How PBMs Are Driving Up Prescription Drug Costs

How PBMs Are Driving Up Prescription Drug Costs


When P.B.M.s overcharge, it can increase costs for patients, not just employers and government programs like Medicare.

The country’s most popular Medicare drug plan, SilverScript Choice, covered nearly 3 million Medicare beneficiaries last year. Caremark is its P.B.M., and it overcharges.

Caremark uses Medicare’s money to pay pharmacies, including its own, roughly $2,000 per month for a generic blood cancer drug, imatinib, according to a pricing tool on the SilverScript plan’s website. Because that payment is so high, the out-of-pocket cost for Medicare patients is also high — $664 most months.

That is more than 10 times what imatinib sells for — often less than $50 — at online pharmacies when patients forgo insurance and pay using their own money.

For patients, the situation amounts to “highway robbery,” said Stacie Dusetzina, a drug pricing expert at Vanderbilt University.

The big three P.B.M.s are winning business by promising huge savings. But when clients do the math, many are realizing that the expected savings don’t exist.

Take abiraterone acetate, a generic prostate cancer drug that is available for well under $200 a month from sources like Mr. Cuban’s pharmacy.

Express Scripts has been charging Hyatt nearly $1,500 a month to cover the drug for the hotel company’s employees, according to the P.B.M.’s online pricing tool.

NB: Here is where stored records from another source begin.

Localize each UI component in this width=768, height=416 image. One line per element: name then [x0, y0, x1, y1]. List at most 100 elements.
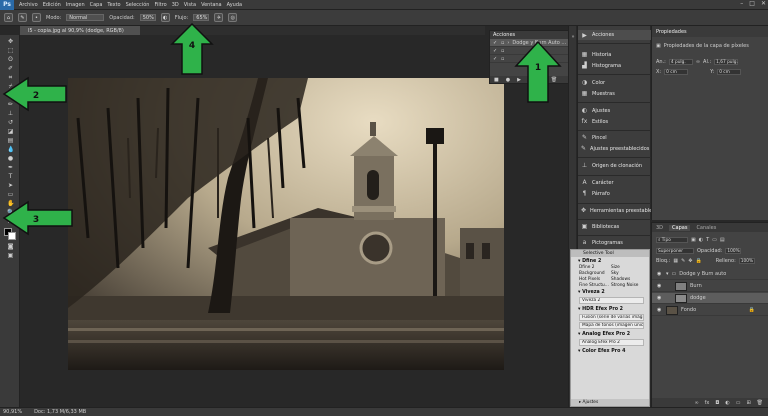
layer-kind-select[interactable]: ⌕ Tipo [656, 237, 688, 243]
section-viveza[interactable]: ▾ Viveza 2 [571, 288, 649, 296]
toggle-dialog-icon[interactable]: ▫ [501, 56, 504, 62]
toggle-dialog-icon[interactable]: ▫ [501, 40, 504, 46]
visibility-eye-icon[interactable]: ◉ [657, 307, 663, 313]
section-hdr-efex[interactable]: ▾ HDR Efex Pro 2 [571, 305, 649, 313]
tab-capas[interactable]: Capas [669, 224, 691, 231]
x-input[interactable]: 0 cm [664, 69, 689, 75]
menu-filtro[interactable]: Filtro [154, 2, 166, 8]
layer-row-burn[interactable]: ◉ Burn [652, 281, 768, 292]
dfine-option[interactable]: Sky [611, 271, 643, 276]
flow-input[interactable]: 65% [193, 14, 210, 21]
lasso-tool-icon[interactable]: ʘ [7, 57, 14, 63]
menu-imagen[interactable]: Imagen [66, 2, 85, 8]
panel-toggle-icon[interactable]: » [570, 34, 576, 40]
menu-edicion[interactable]: Edición [43, 2, 61, 8]
layer-row-group[interactable]: ◉ ▾ ▭ Dodge y Burn auto [652, 269, 768, 280]
menu-ventana[interactable]: Ventana [201, 2, 222, 8]
dock-item-estilos[interactable]: fx Estilos [578, 117, 651, 126]
menu-archivo[interactable]: Archivo [19, 2, 38, 8]
menu-3d[interactable]: 3D [172, 2, 179, 8]
dock-item-muestras[interactable]: ▦ Muestras [578, 89, 651, 98]
fill-input[interactable]: 100% [738, 258, 755, 264]
height-input[interactable]: 1,67 pulg. [714, 59, 739, 65]
lock-transparency-icon[interactable]: ▦ [673, 258, 678, 264]
visibility-eye-icon[interactable]: ◉ [657, 271, 663, 277]
selective-footer[interactable]: ▸ Ajustes [571, 399, 649, 406]
gradient-tool-icon[interactable]: ▤ [7, 138, 14, 144]
stop-icon[interactable]: ■ [494, 77, 499, 83]
blur-tool-icon[interactable]: 💧 [7, 147, 14, 153]
dock-item-origen-clonacion[interactable]: ⊥ Origen de clonación [578, 161, 651, 170]
brush-size-icon[interactable]: • [32, 13, 41, 22]
quick-mask-icon[interactable]: ◙ [7, 244, 14, 250]
type-tool-icon[interactable]: T [7, 174, 14, 180]
layer-row-fondo[interactable]: ◉ Fondo 🔒 [652, 305, 768, 316]
marquee-tool-icon[interactable]: ⬚ [7, 48, 14, 54]
adjustment-layer-icon[interactable]: ◐ [725, 400, 729, 406]
path-selection-tool-icon[interactable]: ➤ [7, 183, 14, 189]
layer-opacity-input[interactable]: 100% [725, 248, 742, 254]
lock-all-icon[interactable]: 🔒 [695, 258, 701, 264]
dock-item-ajustes[interactable]: ◐ Ajustes [578, 106, 651, 115]
eraser-tool-icon[interactable]: ◪ [7, 129, 14, 135]
link-icon[interactable]: ∞ [696, 59, 700, 65]
dfine-option[interactable]: Strong Noise [611, 283, 643, 288]
y-input[interactable]: 0 cm [717, 69, 742, 75]
layer-row-dodge[interactable]: ◉ dodge [652, 293, 768, 304]
home-icon[interactable]: ⌂ [4, 13, 13, 22]
dock-item-herramientas-preestablecidas[interactable]: ✥ Herramientas preestablecidas [578, 206, 665, 215]
filter-shape-icon[interactable]: ▭ [712, 237, 717, 243]
move-tool-icon[interactable]: ✥ [7, 39, 14, 45]
fx-icon[interactable]: fx [705, 400, 710, 406]
section-dfine[interactable]: ▾ Dfine 2 [571, 257, 649, 265]
tab-3d[interactable]: 3D [656, 225, 663, 231]
blend-mode-select[interactable]: Superponer [656, 248, 694, 254]
screen-mode-icon[interactable]: ▣ [7, 253, 14, 259]
minimize-button[interactable]: – [740, 0, 743, 7]
close-button[interactable]: ✕ [761, 0, 766, 7]
dfine-option[interactable]: Fine Structu... [579, 283, 611, 288]
hdr-fusion-button[interactable]: Fusión (serie de varias imág... [579, 314, 644, 321]
section-color-efex[interactable]: ▾ Color Efex Pro 4 [571, 347, 649, 355]
shape-tool-icon[interactable]: ▭ [7, 192, 14, 198]
document-tab[interactable]: l5 - copia.jpg al 90,9% (dodge, RGB/8) [20, 26, 140, 35]
link-layers-icon[interactable]: ∞ [694, 400, 698, 406]
opacity-input[interactable]: 50% [139, 14, 156, 21]
zoom-level[interactable]: 90,91% [3, 409, 22, 415]
brush-tool-preset-icon[interactable]: ✎ [18, 13, 27, 22]
filter-type-icon[interactable]: T [706, 237, 709, 243]
dfine-option[interactable]: Dfine 2 [579, 265, 611, 270]
dfine-option[interactable]: Size [611, 265, 643, 270]
new-group-icon[interactable]: ▭ [736, 400, 741, 406]
filter-adjustment-icon[interactable]: ◐ [699, 237, 703, 243]
dock-item-ajustes-preestablecidos[interactable]: ✎ Ajustes preestablecidos de pin... [578, 144, 671, 153]
lock-paint-icon[interactable]: ✎ [681, 258, 685, 264]
dock-item-histograma[interactable]: ▟ Histograma [578, 61, 651, 70]
dock-item-pincel[interactable]: ✎ Pincel [578, 133, 651, 142]
dock-item-parrafo[interactable]: ¶ Párrafo [578, 189, 651, 198]
history-brush-tool-icon[interactable]: ↺ [7, 120, 14, 126]
mask-icon[interactable]: ◘ [715, 400, 719, 406]
tab-canales[interactable]: Canales [696, 225, 716, 231]
check-icon[interactable]: ✓ [493, 56, 498, 62]
visibility-eye-icon[interactable]: ◉ [657, 283, 663, 289]
dodge-tool-icon[interactable]: ● [7, 156, 14, 162]
dock-item-pictogramas[interactable]: a Pictogramas [578, 238, 651, 247]
quick-selection-tool-icon[interactable]: ✐ [7, 66, 14, 72]
pen-tool-icon[interactable]: ✒ [7, 165, 14, 171]
analog-efex-button[interactable]: Analog Efex Pro 2 [579, 339, 644, 346]
check-icon[interactable]: ✓ [493, 48, 498, 54]
new-layer-icon[interactable]: ⊞ [746, 400, 750, 406]
menu-vista[interactable]: Vista [184, 2, 196, 8]
record-icon[interactable]: ● [506, 77, 510, 83]
check-icon[interactable]: ✓ [493, 40, 498, 46]
expand-icon[interactable]: › [507, 40, 509, 46]
hdr-tone-map-button[interactable]: Mapa de tonos (imagen única) [579, 322, 644, 329]
visibility-eye-icon[interactable]: ◉ [657, 295, 663, 301]
document-image[interactable] [68, 78, 504, 370]
dock-item-caracter[interactable]: A Carácter [578, 178, 651, 187]
lock-move-icon[interactable]: ✥ [688, 258, 692, 264]
pressure-size-icon[interactable]: ◎ [228, 13, 238, 22]
expand-icon[interactable]: ▾ [666, 271, 669, 277]
dock-item-bibliotecas[interactable]: ▣ Bibliotecas [578, 222, 651, 231]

Express Scripts pockets most of the difference between what it charged Hyatt and the wholesale cost of the drug. An Express Scripts spokeswoman, Justine Sessions, said, “An isolated example of an individual medication — among the thousands we cover — does not accurately reflect how much a plan paid for its pharmacy benefits, the savings we help them achieve, and the prescription safety we ensure, or how much members pay for medications.”

Caremark was charging at least one client, Blue Shield of California, $3,000 a month for the same drug. “The fundamental issue was the incentive structure,” said Paul Markovich, Blue Shield’s chief executive. “You can’t fight self-interest.” Blue Shield dropped Caremark as its main P.B.M.